I wandered around Target Field the last week of the season looking for something to write about. You could tell the guys were down, not having fun, and not wanting to talk much. I thought I’d lay off baseball and ask about other stuff. I know Brian Dozier loves fishing, so I asked him if he’d been fishing in Minnesota yet. With an ear-to-ear grin he said, “Tomorrow! I’m going to Minnetonka to try muskie fishing.” He wished me a good winter, and we vowed to get together in Fort Myers.
Then Josh Willingham strolled over and wished me a happy winter as well. I told him I’d see him in Florida. He smiled and said: “God
Ryan Doumit walked by and said he had read my book, “Baseball Guy,” and that he really liked it. Next summer he will help me with a book signing party for charity.
Next I saw Joe Mauer, and I asked him how he felt. He replied, “Better,” but he didn’t seem as loose and happy as he usually is when we shoot the breeze…until I asked about his wife and twin babies. “They’re great, and yes, healthy! They are all doing well. Now I just gotta make sure they stay that way,” he said with a happy but nervous tone that a rookie husband and father might have. He also said that Justin Morneau has been checking in with him regularly, and he was glad about that.
Chris Herrmann came trotting by and said hello. I asked if he had drawn anything lately. He is a very good artist. He likes to sketch with pencils. “No, not for a while” he said, “but I’ll have plenty of time soon.”
As the boys retreated to the clubhouse to chow down and dress for the game, I walked toward the tunnel on the visitors’ side, when I was approached by the biggest smile in baseball: Torii Hunter’s. It had been several years since we’ve talked and he greeted me with a hug. “Man! Can you believe I’m still fooling them out there on the field?” he joked. We laughed and talked about mutual friends and family. Later, as we went our ways, I congratulated him, wished him luck, and told him he’s the real deal, and he didn’t need to fool anyone. He said, “Wrong. That’s how you become the real deal, by being able to fool your opponent.”
A few days later, I was at the press conference where they announced Ron Gardenhire’s two-year extension. While mingling about after the announcement, I made a general statement in the presence of owner Jim Pohlad. I said if anyone can fix this team, Gardy can. Jim corrected me: “It’s going to take all of us. Me, Terry (Ryan), and Dave (St. Peter), we have to do our parts, too.” They have all vowed to make a massive effort to turn this team around, beginning with starting pitching, and I hope they can find it.

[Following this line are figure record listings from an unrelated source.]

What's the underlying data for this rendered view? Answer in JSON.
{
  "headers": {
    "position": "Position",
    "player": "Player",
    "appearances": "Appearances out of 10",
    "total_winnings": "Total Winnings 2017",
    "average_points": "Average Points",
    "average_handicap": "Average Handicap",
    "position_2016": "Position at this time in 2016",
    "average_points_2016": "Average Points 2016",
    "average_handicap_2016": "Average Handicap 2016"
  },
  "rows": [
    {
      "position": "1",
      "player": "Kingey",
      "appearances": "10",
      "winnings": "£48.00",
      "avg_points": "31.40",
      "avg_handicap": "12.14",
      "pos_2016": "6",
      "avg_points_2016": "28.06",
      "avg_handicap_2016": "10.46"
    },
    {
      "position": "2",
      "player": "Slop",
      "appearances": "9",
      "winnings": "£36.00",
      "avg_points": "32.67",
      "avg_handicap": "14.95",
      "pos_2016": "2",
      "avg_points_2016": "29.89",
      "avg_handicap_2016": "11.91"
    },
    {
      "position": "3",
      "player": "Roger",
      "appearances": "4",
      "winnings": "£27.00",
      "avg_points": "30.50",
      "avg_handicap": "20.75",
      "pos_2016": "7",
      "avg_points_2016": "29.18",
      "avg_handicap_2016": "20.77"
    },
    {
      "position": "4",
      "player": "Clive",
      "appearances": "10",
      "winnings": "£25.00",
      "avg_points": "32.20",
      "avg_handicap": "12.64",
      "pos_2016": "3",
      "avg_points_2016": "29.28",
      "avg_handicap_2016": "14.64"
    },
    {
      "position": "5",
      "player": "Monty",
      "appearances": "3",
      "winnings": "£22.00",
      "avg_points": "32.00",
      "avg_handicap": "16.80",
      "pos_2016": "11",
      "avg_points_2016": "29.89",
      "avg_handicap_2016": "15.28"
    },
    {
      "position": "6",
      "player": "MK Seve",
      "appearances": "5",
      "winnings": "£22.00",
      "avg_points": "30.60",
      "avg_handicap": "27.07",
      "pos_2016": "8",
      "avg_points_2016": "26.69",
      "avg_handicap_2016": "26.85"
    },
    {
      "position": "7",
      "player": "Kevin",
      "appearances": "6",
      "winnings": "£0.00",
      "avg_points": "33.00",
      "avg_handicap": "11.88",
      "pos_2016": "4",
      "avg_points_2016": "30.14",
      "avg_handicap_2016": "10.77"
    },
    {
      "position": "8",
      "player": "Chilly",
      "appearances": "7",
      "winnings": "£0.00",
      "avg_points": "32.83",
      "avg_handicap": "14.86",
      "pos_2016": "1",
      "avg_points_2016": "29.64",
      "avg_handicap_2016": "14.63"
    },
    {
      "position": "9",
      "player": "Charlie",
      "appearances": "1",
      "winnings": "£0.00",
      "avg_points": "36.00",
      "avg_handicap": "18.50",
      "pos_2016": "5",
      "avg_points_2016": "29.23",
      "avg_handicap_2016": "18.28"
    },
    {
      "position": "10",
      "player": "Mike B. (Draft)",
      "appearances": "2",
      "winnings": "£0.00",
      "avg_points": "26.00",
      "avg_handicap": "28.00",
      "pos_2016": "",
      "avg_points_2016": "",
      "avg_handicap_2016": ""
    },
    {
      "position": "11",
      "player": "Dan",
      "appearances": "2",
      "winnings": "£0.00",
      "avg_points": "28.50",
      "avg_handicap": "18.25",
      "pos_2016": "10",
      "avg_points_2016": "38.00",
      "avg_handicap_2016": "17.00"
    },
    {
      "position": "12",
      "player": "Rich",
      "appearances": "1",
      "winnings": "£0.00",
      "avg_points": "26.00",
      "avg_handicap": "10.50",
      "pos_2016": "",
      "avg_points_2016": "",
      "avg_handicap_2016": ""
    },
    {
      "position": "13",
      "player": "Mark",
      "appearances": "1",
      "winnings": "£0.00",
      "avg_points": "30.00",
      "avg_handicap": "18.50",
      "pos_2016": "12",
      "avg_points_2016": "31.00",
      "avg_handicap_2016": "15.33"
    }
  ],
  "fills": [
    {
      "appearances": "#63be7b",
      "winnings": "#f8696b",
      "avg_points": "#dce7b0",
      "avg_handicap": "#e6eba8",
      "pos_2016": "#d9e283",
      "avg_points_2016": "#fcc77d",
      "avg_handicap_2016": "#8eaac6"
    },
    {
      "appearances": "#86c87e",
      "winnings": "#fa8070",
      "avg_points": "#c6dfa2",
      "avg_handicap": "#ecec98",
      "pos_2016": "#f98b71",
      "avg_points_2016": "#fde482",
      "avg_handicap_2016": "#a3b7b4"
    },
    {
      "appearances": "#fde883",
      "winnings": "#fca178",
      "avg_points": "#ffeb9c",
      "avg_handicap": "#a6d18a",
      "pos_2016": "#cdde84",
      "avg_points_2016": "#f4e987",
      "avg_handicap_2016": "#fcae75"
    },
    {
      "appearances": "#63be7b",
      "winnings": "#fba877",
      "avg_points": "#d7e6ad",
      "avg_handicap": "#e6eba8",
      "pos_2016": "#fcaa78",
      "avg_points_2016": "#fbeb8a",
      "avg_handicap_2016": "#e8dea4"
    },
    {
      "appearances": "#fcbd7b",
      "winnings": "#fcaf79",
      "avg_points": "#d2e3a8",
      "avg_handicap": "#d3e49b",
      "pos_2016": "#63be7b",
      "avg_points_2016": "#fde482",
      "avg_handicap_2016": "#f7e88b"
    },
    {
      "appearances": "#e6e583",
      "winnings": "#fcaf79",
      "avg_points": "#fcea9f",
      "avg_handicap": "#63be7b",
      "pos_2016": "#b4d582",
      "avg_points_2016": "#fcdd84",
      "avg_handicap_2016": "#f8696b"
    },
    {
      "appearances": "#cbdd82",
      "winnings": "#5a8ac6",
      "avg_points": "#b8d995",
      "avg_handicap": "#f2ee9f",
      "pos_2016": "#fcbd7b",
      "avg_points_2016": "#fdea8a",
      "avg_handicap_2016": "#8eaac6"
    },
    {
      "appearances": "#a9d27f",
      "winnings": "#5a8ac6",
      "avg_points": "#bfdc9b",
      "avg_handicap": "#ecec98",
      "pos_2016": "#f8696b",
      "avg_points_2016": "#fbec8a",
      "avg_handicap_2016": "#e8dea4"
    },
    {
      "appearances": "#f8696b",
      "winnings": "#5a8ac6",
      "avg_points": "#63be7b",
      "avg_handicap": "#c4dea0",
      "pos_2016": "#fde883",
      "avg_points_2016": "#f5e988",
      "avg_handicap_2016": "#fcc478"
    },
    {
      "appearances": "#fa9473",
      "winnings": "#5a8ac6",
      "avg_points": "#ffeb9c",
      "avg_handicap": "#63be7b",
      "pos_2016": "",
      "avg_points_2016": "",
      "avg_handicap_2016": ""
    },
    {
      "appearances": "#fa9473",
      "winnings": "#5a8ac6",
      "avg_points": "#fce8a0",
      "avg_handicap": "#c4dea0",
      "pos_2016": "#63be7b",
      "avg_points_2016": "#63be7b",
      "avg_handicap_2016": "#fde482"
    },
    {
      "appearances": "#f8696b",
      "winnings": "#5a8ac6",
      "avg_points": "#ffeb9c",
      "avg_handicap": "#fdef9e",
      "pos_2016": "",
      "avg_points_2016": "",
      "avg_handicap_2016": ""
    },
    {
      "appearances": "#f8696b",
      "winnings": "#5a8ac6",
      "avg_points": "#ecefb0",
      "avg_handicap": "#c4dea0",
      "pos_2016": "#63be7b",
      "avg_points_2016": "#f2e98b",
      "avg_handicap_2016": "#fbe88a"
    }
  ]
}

Jim Pohlad was pretty funny at the press conference; I love his dry sense of humor. He explained that he had signed Gardy to a two-year deal because hopefully sometime in those two years the Twins can get Ron the two wins he needs to reach 1,000. Then he made a joke with a message. The only thing he’d like to see changed in the coaching staff is Gardy’s uniform. He called it the baseball equivalent of a muumuu. He was referring to the oversized pullover windbreaker that the manager wears daily. Gardy looked a bit surprised and asked, “Oh, you want me to put a uniform on?” Jim never answered, but I’m sure that’s what we’ll see in 2014.
Before I left, I asked Ron’s lovely wife, Carol Gardenhire, for her thoughts. “I…umm, we couldn’t be happier! This is home.”